確かに、軽症の人や無症状の人が治療済みにいたる期間が、平均で二週間と言われている割には、治療済みの人の数が増えないのは不思議だった。期間に多少の長短があることを考えても、連日百人以上が追加されてもおかしくないはずなのに、データ上は50人以下ということが多く、日によっては十数人とか、一桁の日もあったかもしれない。その辺のたまっていたデータの処理が終わったのが今日だという事なのだろう。今後も、治療済みの数については修正が入る可能性は高そうだ。
とはいえ、チェコの感染状況が、以前の全国的に広がっている状況にもどりつつあるのは、確かで、厚生省ではやらないと言っていた、全国的な対策の強化を再度導入することを余儀なくされた。ただし、それほど厳しいものではなく、屋内で行われる100人以上のイベントに参加する場合にはマスクを着用しなければならないというのと、屋内のイベントが500人、屋外が1000人という人数制限が加わったぐらいである。

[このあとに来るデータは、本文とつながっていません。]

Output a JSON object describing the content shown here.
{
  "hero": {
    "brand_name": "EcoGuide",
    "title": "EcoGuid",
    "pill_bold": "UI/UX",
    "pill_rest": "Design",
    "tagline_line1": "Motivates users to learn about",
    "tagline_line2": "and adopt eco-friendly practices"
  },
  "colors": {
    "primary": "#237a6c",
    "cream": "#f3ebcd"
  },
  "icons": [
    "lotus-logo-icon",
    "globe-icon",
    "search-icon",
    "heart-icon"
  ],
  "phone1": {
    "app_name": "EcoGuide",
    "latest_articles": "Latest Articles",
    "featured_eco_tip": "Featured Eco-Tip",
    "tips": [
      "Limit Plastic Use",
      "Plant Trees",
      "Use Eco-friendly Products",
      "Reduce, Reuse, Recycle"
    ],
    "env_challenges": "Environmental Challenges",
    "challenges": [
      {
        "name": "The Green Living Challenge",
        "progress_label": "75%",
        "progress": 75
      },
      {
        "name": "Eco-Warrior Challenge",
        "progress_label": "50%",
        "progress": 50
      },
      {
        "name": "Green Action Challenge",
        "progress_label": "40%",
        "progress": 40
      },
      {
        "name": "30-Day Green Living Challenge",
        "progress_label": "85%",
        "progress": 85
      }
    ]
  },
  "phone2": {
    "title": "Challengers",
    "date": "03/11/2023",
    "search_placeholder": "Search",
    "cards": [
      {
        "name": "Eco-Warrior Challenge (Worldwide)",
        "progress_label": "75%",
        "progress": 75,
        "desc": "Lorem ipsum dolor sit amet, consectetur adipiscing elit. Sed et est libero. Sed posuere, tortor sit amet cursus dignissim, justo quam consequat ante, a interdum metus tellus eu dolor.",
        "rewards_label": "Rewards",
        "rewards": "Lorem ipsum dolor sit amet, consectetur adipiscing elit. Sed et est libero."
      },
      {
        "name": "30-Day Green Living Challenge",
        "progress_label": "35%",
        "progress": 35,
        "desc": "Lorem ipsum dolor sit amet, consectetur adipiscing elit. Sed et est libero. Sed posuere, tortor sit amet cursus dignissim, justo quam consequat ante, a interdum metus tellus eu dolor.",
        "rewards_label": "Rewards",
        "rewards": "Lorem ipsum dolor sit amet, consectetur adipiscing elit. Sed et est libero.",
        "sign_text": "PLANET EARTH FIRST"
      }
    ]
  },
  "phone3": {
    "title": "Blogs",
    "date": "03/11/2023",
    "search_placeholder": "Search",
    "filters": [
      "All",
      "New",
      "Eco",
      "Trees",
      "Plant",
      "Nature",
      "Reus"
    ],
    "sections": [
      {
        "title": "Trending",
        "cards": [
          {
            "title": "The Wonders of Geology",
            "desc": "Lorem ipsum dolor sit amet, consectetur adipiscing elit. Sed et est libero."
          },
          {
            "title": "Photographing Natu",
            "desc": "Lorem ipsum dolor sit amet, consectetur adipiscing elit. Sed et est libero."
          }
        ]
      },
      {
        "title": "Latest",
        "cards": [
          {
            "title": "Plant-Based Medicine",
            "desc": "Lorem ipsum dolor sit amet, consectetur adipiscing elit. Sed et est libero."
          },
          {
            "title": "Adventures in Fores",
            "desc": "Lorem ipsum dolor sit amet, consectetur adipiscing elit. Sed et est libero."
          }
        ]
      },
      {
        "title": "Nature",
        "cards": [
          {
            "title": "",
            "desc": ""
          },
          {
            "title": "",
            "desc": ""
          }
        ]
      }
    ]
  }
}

もちろん、モラビアシレジア地方や、リベレツ地方など地方全体で特別な規制を導入しているところもあるし、イフラバやブルチノフなどより小さな規模で規制を強化しているところもある。ここ二ヶ月ほど、チェコの武漢風邪の中心であり続けているカルビナー地区では、一度減った新規の感染者数がまた少し増え始めている。これは、OKDの炭鉱関係者の集団検査の二回目が行われたことによるという。前回陰性だった人と、休暇中で検査できなかった人を対象にした検査では、前回よりははるかに小さな割合ではあるが、感染者が確認されているようだ。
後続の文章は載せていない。